The entry with current: true is the calling session itself. IP addresses are deliberately omitted; user-agents are reduced to OS + browser bucket per V-211 anonymity. Revoke individual sessions with revokeWebSession(id) / revoke_web_session(id) / RevokeWebSession(ctx, id). Revoke every other session in one call with revokeAllOtherWebSessions() / equivalent.

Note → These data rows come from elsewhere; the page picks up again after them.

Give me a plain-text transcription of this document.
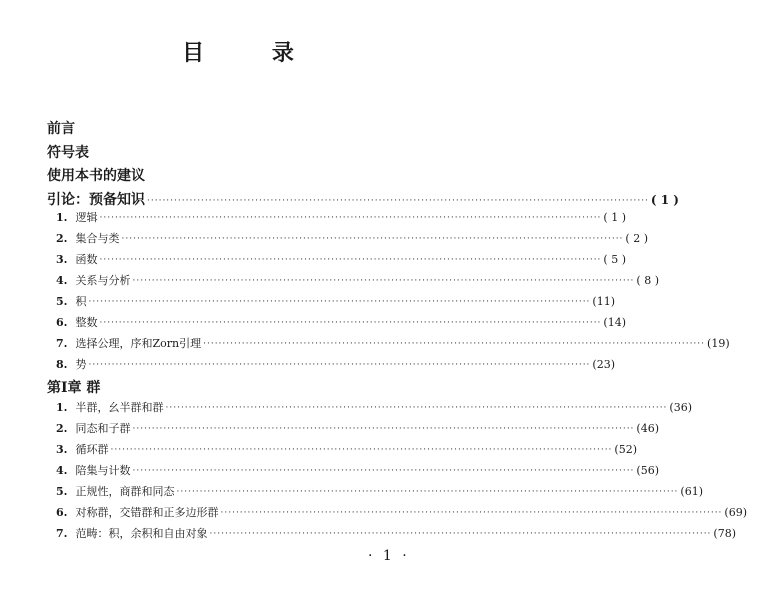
目 录
前言
符号表
使用本书的建议
引论：预备知识 ·································································································································· ( 1 )
1. 逻辑 ·································································································································· ( 1 )
2. 集合与类 ·································································································································· ( 2 )
3. 函数 ·································································································································· ( 5 )
4. 关系与分析 ·································································································································· ( 8 )
5. 积 ·································································································································· (11)
6. 整数 ·································································································································· (14)
7. 选择公理，序和Zorn引理 ·································································································································· (19)
8. 势 ·································································································································· (23)
第I章 群
1. 半群，幺半群和群 ·································································································································· (36)
2. 同态和子群 ·································································································································· (46)
3. 循环群 ·································································································································· (52)
4. 陪集与计数 ·································································································································· (56)
5. 正规性，商群和同态 ·································································································································· (61)
6. 对称群，交错群和正多边形群 ·································································································································· (69)
7. 范畴：积，余积和自由对象 ·································································································································· (78)
· 1 ·
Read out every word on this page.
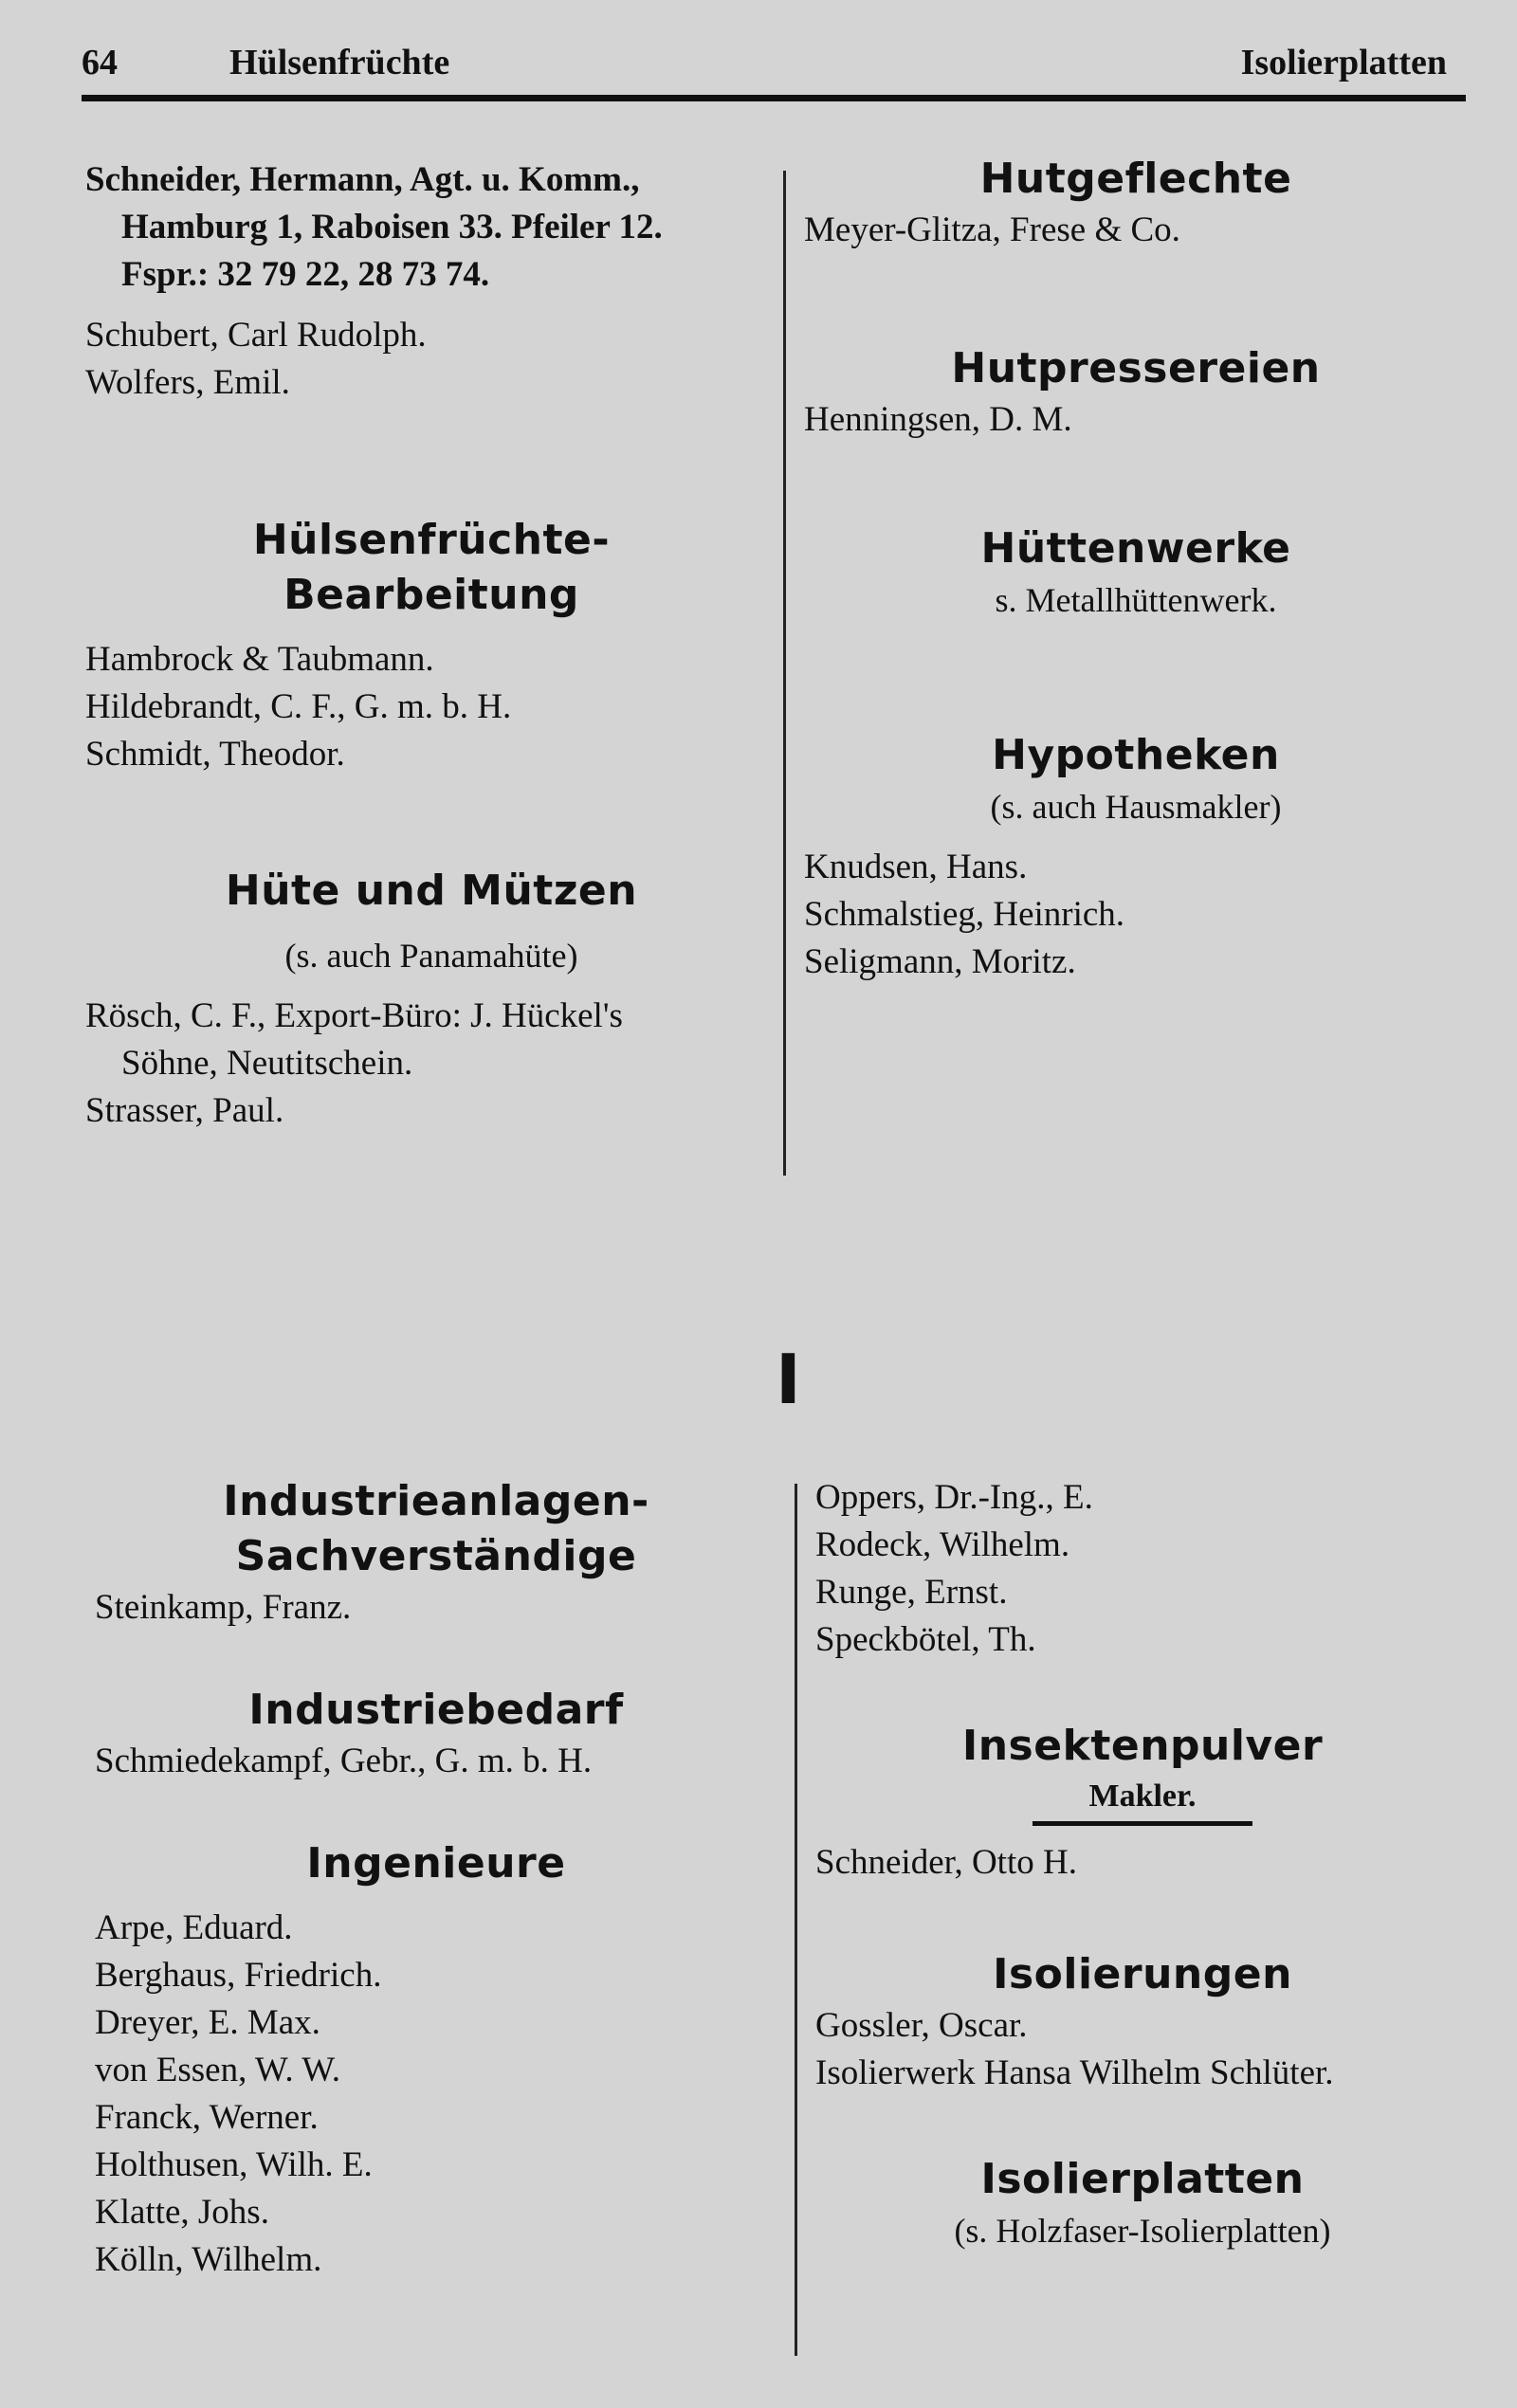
64	Hülsenfrüchte	Isolierplatten
Schneider, Hermann, Agt. u. Komm.,
Hamburg 1, Raboisen 33. Pfeiler 12.
Fspr.: 32 79 22, 28 73 74.
Schubert, Carl Rudolph.
Wolfers, Emil.
Hülsenfrüchte-
Bearbeitung
Hambrock & Taubmann.
Hildebrandt, C. F., G. m. b. H.
Schmidt, Theodor.
Hüte und Mützen
(s. auch Panamahüte)
Rösch, C. F., Export-Büro: J. Hückel's
Söhne, Neutitschein.
Strasser, Paul.
Hutgeflechte
Meyer-Glitza, Frese & Co.
Hutpressereien
Henningsen, D. M.
Hüttenwerke
s. Metallhüttenwerk.
Hypotheken
(s. auch Hausmakler)
Knudsen, Hans.
Schmalstieg, Heinrich.
Seligmann, Moritz.
I
Industrieanlagen-
Sachverständige
Steinkamp, Franz.
Industriebedarf
Schmiedekampf, Gebr., G. m. b. H.
Ingenieure
Arpe, Eduard.
Berghaus, Friedrich.
Dreyer, E. Max.
von Essen, W. W.
Franck, Werner.
Holthusen, Wilh. E.
Klatte, Johs.
Kölln, Wilhelm.
Oppers, Dr.-Ing., E.
Rodeck, Wilhelm.
Runge, Ernst.
Speckbötel, Th.
Insektenpulver
Makler.
Schneider, Otto H.
Isolierungen
Gossler, Oscar.
Isolierwerk Hansa Wilhelm Schlüter.
Isolierplatten
(s. Holzfaser-Isolierplatten)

Effective rate limits (V-258)

Read the calling account’s effective per-bucket rate-limit config including any active overrides:

const cfg = await client.account.rateLimits();
for (const bucket of cfg.buckets) {
  console.log(bucket.bucket_key, bucket.capacity, bucket.refill_per_second, bucket.source);
}

source is tier_default for unbounded tier-derived caps or override when staff has applied a per-account adjustment; override_expires_at is non-null in the override case.

Email preferences (V-204)

Per-event opt-out toggles for non-critical customer emails:

const prefs = await client.emailPreferences.list();
await client.emailPreferences.optOut('billing-renewal-reminder');

Critical emails (verification, password-reset, billing-failure, subscription-cancellation, support-ack) are not opt-outable — they’re absent from the OptOutableEmailEvent enum on purpose.

Audit log

Programmatic access to the customer audit log lives at /api/audit-log — client.auditLog.list() / client.auditLog.iterate() walk the same V-216 ledger the dashboard renders. Pair with the V-216 export endpoint for GDPR Article 20 portability bulk-pulls.

MFA enrollment + step-up

MFA management is on client.mfa.* (V-353b) — status, enroll, verify, disable, regenerateRecoveryCodes. The login-time MFA exchange + step-up are on client.auth.* — mfaChallenge (V-353d) + mfaStepUp (V-353e). Full walkthrough at /api/auth#mfa-challenge-v-353d.

Why `/me` ignores team-RBAC

The X-Driftstack-Account header (V-326e) routes most /v1/* requests to a team owner’s account. /v1/account/me is the exception: editing a team owner’s display name, slug, region, or avatar via a member’s bearer token would be surprising. If team-scoped account editing is needed in the future, it lands as a separate /v1/team/owners/:id/... surface with explicit semantics — not an opt-in flag on /me.